ARC and 2Q Adaptive Caches — Practice Tasks¶

Solve every task in Go, Java, and Python. Keep all cache operations O(1). Use a hash map + doubly linked lists; do not lean on language-ordered maps once a task says "from scratch".

Beginner Tasks¶

Task 1 — Demonstrate LRU's scan failure. Implement a plain LRU cache (capacity 4). Pre-load hot keys A B C D, then access a scan 1 2 3 4 5 6. Print the cache contents after the scan and confirm all hot keys were evicted. - Constraints: O(1) get/put. - Expected output: cache holds only scan keys; get(A)…get(D) all miss. - Evaluation: correct eviction order; the scan must wipe the hot set (this is the problem the rest of the tasks fix).

Task 2 — Simplified 2Q from scratch.
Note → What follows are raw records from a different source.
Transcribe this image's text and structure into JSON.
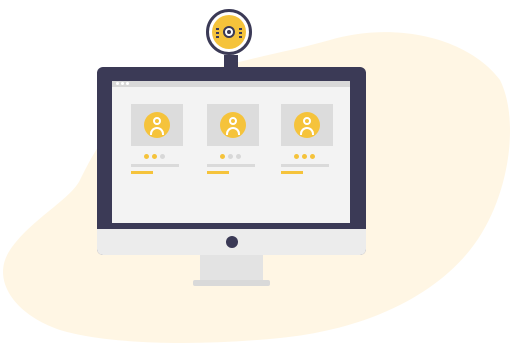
{
  "colors": {
    "accent": "#f5c33b",
    "dark": "#3b3a56",
    "background_blob": "#fff6e4"
  },
  "illustration": {
    "monitor_icon": "desktop-monitor-icon",
    "webcam_icon": "webcam-icon",
    "profiles": [
      {
        "icon": "user-avatar-icon",
        "rating": 2,
        "max_rating": 3
      },
      {
        "icon": "user-avatar-icon",
        "rating": 1,
        "max_rating": 3
      },
      {
        "icon": "user-avatar-icon",
        "rating": 3,
        "max_rating": 3
      }
    ]
  }
}
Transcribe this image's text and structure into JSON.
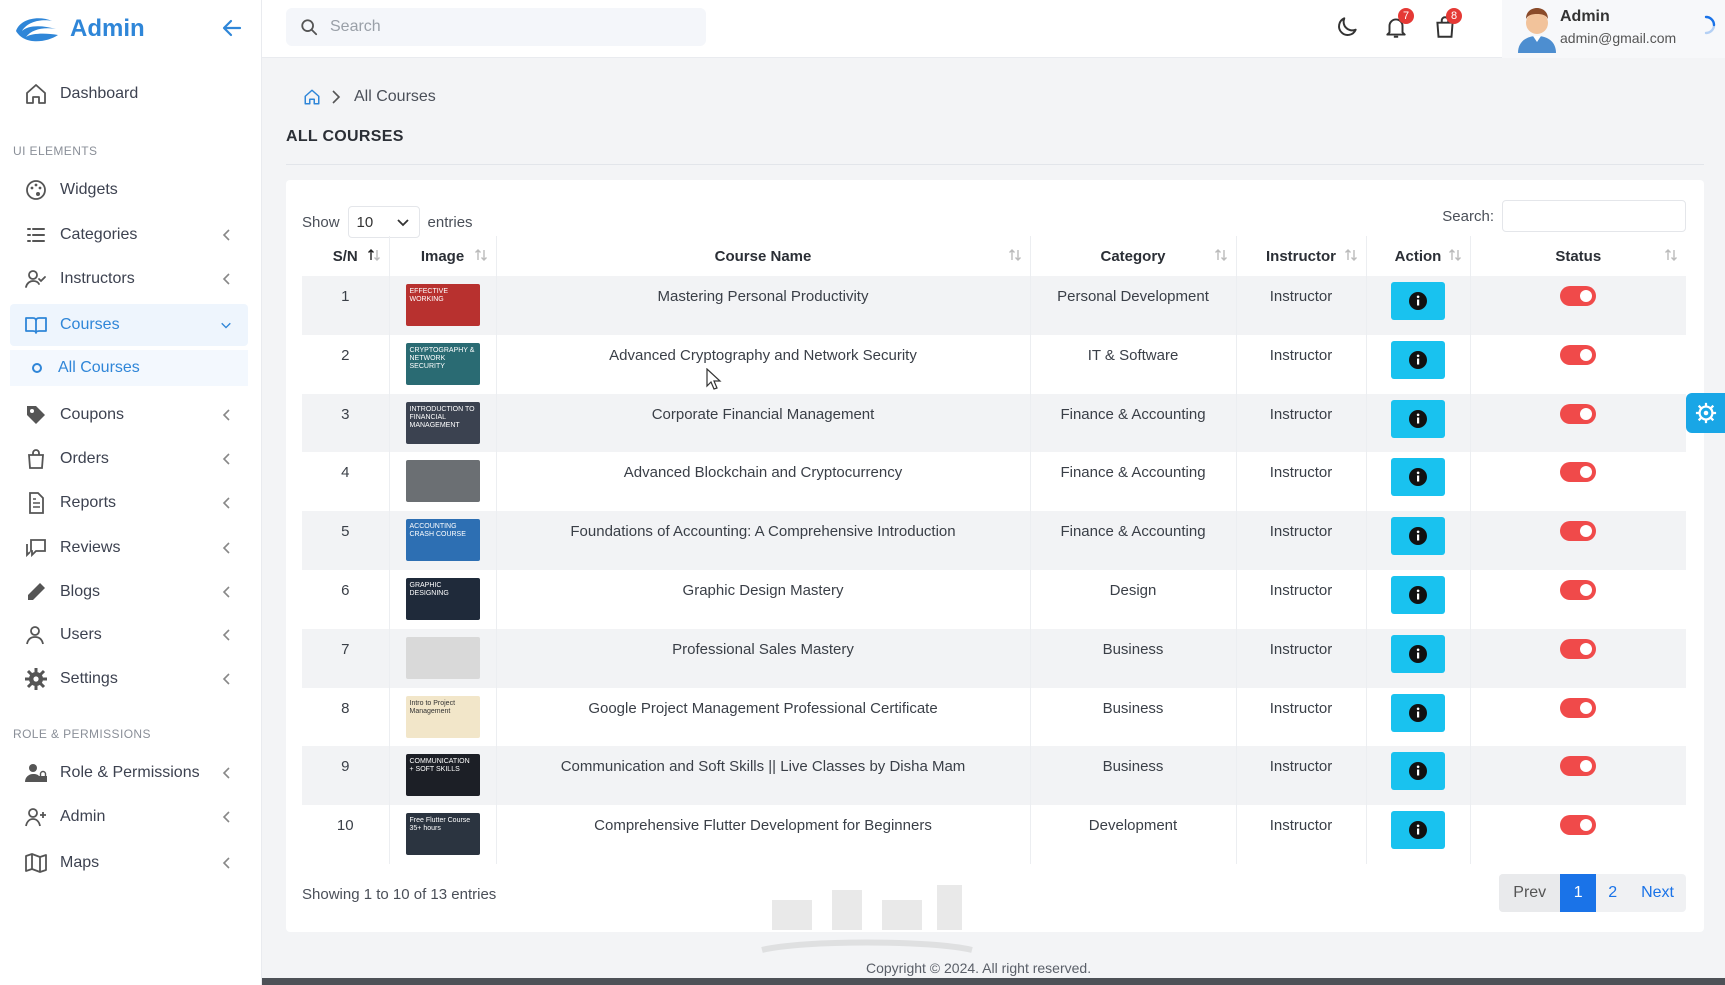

Build a 2Q cache: A1 (FIFO) + Am (LRU), each with its own capacity, using a hash map and hand-rolled doubly linked lists (no OrderedDict/LinkedHashMap). - Constraints: promotion on second access; O(1) ops. - Expected output: keys accessed twice end up in Am; one-time keys age out of A1. - Evaluation: A1 is FIFO (not LRU); promotion moves the key out of A1 into Am.

Task 3 — Re-run the scan against 2Q. Reuse Task 2's cache. Pre-prove hot keys A B (access each twice so they sit in Am), then run scan 1 2 3 4 5 6. Show Am still holds A and B afterward. - Constraints: same as Task 2. - Expected output: get(A) and get(B) are hits after the scan; scan keys never entered Am. - Evaluation: prove scan resistance empirically by comparing hit counts to Task 1's LRU.
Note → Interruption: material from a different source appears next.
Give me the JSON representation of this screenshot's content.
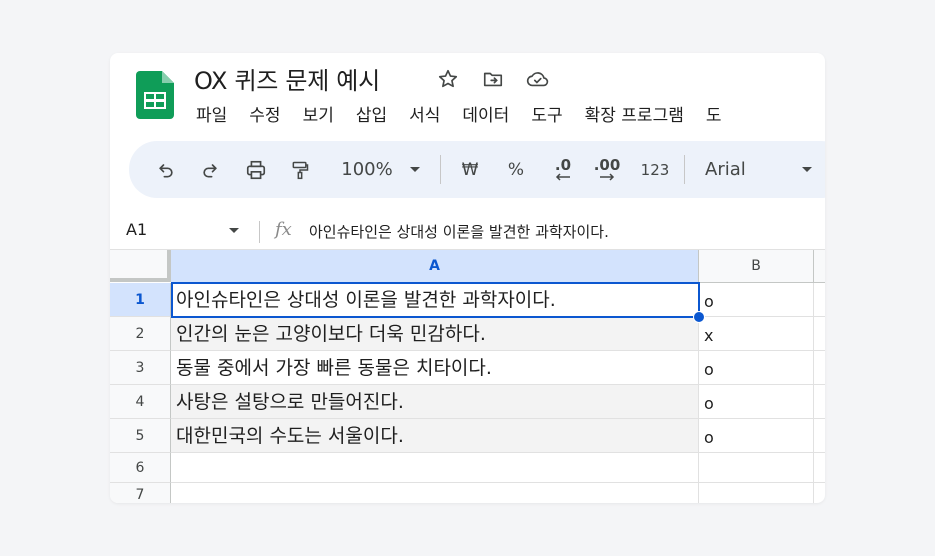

Task 4 — Hit/miss counter and hit ratio. Extend any cache with hits, misses, and a hit_ratio() method. Feed it a mixed stream (steady reuse of 3 keys interleaved with a 10-key scan) and print the ratio. - Constraints: counters must not affect O(1). - Expected output: a single float in [0,1]. - Evaluation: ratio computed as hits/(hits+misses); correct under both hits and misses.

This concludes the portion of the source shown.